Contrary to many phase II trials, the study includes a comprehensive assessment of quality of life (QoL). It is well known that the doctor´s perception and grading of side effects does not always correspond to the patient´s well-being. Further, the clinical efficacy in the palliative setting is certainly dependent on the effect on symptoms, not only survival time or objective tumour response. We aim to capture these aspects by use of a vailidated general form (EORTC QLQ-C15-PAL), tailored for metastatic patients, as well as specific read-outs for two key symptoms-fatigue and pain. The latter two symptoms were selected because they are considered to be important in this patient group.

Another key objective in ALICE is to assess the changes in the immunological milieu after study therapy. We will evaluate if immune activation is induced in the tumour by analysing repeated biopsies. Further, we will assess the effect of the study therapy at systemic level, by analyses of peripheral mononuclear blood cell, plasma and serum. Each of the study arms will be analysed separately, and compared.
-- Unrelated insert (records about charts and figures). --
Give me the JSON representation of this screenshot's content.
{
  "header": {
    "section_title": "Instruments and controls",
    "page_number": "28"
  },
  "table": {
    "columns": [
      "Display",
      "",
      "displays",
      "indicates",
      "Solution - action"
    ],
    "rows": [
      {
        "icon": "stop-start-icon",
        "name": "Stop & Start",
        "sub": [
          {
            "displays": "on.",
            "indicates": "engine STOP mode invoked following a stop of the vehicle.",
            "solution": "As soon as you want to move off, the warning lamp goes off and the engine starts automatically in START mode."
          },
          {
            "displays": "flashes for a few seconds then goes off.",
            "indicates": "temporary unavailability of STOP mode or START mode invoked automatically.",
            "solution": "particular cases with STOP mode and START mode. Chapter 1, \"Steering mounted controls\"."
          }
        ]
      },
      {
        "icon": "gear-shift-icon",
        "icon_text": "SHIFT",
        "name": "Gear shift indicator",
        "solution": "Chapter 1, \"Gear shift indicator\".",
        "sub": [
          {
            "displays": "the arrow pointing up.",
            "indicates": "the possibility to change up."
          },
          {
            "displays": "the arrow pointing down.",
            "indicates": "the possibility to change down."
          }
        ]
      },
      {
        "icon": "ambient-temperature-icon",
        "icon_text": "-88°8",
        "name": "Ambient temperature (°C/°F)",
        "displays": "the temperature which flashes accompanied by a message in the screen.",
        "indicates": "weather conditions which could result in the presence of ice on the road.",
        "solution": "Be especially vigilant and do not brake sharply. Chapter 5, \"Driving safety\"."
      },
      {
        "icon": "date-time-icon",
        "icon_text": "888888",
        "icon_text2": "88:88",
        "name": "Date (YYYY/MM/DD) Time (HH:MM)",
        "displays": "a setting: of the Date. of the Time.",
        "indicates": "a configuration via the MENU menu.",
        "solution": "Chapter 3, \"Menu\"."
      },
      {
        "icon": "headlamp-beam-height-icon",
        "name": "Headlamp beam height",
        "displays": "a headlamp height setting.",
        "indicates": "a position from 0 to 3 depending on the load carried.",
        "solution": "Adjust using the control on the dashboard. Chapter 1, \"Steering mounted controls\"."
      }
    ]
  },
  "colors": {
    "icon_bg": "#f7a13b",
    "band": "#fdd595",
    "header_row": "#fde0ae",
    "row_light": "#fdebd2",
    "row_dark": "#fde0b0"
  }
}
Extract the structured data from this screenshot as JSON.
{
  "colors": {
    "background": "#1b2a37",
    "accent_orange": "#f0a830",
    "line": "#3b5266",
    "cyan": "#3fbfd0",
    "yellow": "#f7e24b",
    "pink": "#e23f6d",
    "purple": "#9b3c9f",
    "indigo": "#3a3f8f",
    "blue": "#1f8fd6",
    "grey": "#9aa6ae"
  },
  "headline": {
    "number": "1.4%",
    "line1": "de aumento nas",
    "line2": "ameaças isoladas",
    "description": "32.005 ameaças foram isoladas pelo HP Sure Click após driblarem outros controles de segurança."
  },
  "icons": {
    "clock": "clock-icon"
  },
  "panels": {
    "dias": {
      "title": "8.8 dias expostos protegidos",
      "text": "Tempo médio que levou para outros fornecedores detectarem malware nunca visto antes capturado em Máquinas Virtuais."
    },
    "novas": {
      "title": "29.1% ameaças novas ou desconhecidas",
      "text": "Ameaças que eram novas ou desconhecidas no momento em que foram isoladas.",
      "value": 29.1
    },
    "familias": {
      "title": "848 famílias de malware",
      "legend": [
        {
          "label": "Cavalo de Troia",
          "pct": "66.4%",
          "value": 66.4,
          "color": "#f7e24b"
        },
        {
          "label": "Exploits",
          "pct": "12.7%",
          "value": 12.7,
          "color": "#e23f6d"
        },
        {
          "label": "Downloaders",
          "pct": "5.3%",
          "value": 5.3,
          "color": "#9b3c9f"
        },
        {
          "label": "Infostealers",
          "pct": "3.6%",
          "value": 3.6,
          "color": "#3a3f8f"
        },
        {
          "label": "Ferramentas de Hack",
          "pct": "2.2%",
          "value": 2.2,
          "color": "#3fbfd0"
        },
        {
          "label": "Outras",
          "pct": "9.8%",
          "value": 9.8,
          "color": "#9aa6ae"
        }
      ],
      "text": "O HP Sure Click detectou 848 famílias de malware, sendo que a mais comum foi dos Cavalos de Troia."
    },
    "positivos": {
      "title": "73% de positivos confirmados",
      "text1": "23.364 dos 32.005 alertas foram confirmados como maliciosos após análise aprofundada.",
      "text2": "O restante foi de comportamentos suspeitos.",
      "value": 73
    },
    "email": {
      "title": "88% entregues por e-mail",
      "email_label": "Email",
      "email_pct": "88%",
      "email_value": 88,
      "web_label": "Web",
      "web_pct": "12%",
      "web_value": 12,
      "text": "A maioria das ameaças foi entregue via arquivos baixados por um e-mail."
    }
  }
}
The biomarker analyses represent another important objective in the study. These analyses, and other translational projects included in ALICE, may inform the selection of patient subgroups for later studies, identify strategies for improved therapy and allow for more personalized approaches. We aim to investigate mechanisms of effect and resistance, and assess the dynamic changes and tumor-immune co-evolution induced by the therapy. To this aim, consecutive biopsies, PBMCs and other samples are obtained.

Among the key challenges facing the field, is the question of which chemotherapy should be added to PD-L1/PD-1 blockers, and how the chemotherapy dosage should be tailored. In theALICE trial, we have in part based the choice of chemotherapy on current knowledge about immunogenic cell death and other effects of chemotherapy. Importantly, most of this knowledge is derived from preclinical models. There is sparse evidence from patients regarding the hypothesized beneficial effects of anthracyclines (immunogenic cell death) and low-dose cyclophosphamide (counter Tregs/MDSCs). A critical evaluation of these hypotheses, as included in the ALICE study, is required to inform the choice and dosing of chemotherapy for combination with checkpoint inhibitors in TNBC. The findings from ALICE may also be relevant to other cancer forms.